Some food for thought comes from Marathe:
"This appetite to choose death by pleasure if it is available to choose--this appetite of your people unable to choose appetites, this is the death. What you call the death, the collapsing: this will be the formality only." (319)
And:
"No, you say, not children? You say: What is the difference, please, if you make a recorded pleasure so entertaining and diverting it is lethal to persons, you find a Copy-Capable copy and copy it and disseminate it for us to choose to see or turn off, and if we cannot choose to resist it, the pleasure, and cannot choose instead to live?" (321)
There is plenty more, of course. Just about Infinitely.

1 comment:

  1. Something I've been thinking about along these lines is what it means to make an informed choice, and what it means to make a choice in general. For instance, it seems like part of making an informed choice is understanding what you are choosing or not choosing, and while some information is possible to get easily and accurately (to whatever extent) second-hand, many people want to actually experience something- to smoke a cigarette before they decide that the noxious smell and all the health benefits in fact do outweigh whatever the experience is like. Or maybe they don't. Of course responsibly, these kinds of experience might be overseen by experience individuals and carefully planned out. For instance, as Weil says in his book "The Natural Mind" experimentation with drugs should be done in a carefully supervised situation with people who are knowledgeable (ostensibly drug users themselves) about the drug in question.

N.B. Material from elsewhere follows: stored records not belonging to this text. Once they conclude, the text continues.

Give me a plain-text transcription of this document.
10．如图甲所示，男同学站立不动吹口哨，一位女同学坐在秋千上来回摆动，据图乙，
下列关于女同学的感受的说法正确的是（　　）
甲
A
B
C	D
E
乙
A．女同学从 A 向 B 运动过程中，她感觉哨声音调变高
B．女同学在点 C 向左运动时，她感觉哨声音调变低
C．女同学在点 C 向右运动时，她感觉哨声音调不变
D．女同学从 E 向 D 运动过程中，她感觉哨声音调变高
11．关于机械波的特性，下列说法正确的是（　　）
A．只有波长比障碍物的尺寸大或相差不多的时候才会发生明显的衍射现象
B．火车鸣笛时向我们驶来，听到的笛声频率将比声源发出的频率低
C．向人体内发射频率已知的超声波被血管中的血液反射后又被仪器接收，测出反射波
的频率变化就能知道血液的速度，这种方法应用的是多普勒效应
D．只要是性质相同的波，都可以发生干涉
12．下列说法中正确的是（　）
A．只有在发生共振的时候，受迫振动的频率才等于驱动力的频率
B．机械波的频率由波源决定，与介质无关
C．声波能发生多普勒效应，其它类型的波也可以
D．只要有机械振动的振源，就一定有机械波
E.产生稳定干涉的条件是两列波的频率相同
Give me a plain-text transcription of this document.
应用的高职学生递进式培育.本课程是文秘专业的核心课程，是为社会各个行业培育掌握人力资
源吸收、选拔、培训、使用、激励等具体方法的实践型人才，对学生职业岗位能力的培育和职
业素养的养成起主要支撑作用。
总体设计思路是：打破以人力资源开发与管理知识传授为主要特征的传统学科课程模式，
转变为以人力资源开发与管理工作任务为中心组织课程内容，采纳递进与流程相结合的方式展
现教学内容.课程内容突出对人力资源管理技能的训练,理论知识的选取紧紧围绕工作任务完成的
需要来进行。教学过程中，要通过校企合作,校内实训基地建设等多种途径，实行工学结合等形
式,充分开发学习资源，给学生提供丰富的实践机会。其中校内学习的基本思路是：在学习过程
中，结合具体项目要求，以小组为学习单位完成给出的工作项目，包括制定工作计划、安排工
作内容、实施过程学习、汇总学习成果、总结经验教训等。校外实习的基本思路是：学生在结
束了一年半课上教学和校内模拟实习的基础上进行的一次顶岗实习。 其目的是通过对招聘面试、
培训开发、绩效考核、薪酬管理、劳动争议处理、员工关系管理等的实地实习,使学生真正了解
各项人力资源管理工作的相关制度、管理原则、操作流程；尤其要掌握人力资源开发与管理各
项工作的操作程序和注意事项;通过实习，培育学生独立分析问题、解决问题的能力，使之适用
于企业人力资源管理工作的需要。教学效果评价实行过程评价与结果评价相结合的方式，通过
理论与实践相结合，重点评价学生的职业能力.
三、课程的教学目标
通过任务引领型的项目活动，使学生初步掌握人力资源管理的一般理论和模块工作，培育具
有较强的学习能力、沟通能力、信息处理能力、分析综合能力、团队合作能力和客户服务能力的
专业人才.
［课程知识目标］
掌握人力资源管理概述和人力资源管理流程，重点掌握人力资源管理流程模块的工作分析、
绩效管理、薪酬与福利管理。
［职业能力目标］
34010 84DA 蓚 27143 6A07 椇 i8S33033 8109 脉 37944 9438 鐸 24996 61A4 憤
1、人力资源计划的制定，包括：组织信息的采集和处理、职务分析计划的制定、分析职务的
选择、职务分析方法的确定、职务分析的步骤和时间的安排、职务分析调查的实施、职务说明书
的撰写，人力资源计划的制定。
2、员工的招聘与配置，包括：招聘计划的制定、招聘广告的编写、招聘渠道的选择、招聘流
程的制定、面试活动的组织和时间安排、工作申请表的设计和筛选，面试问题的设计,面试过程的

    The interesting facet of choice that IJ brings up is what happens when becoming informed about something takes away the choosing ability we were trying to inform? For instance what if cigarettes were so addictive that you couldn't simply see what one was like without being hooked forever. Even if the situation was not as dire as say certain death, what if after one taste of a drug you were left with the life-long desire, longing even, for that drug? What if you had to spend the rest of life struggling to not want to sit in front of the cartridge viewer, peeing on yourself as you watched a loop of a video of a woman in a veil over and over? Is this how David Foster Wallace envisions addiction? That there are all these substances out there just waiting to snare you if you give them a chance?

    And if that is the case, that in at least some situations certain drugs or forms of entertainment can be so addictive that to even sample them is to enter the realm of the addicted, then what does it mean to make an informed decision? Generally the idea of choosing is that one choice, once made, leads to other choice points. But what if making one choice takes away all further ability to choose?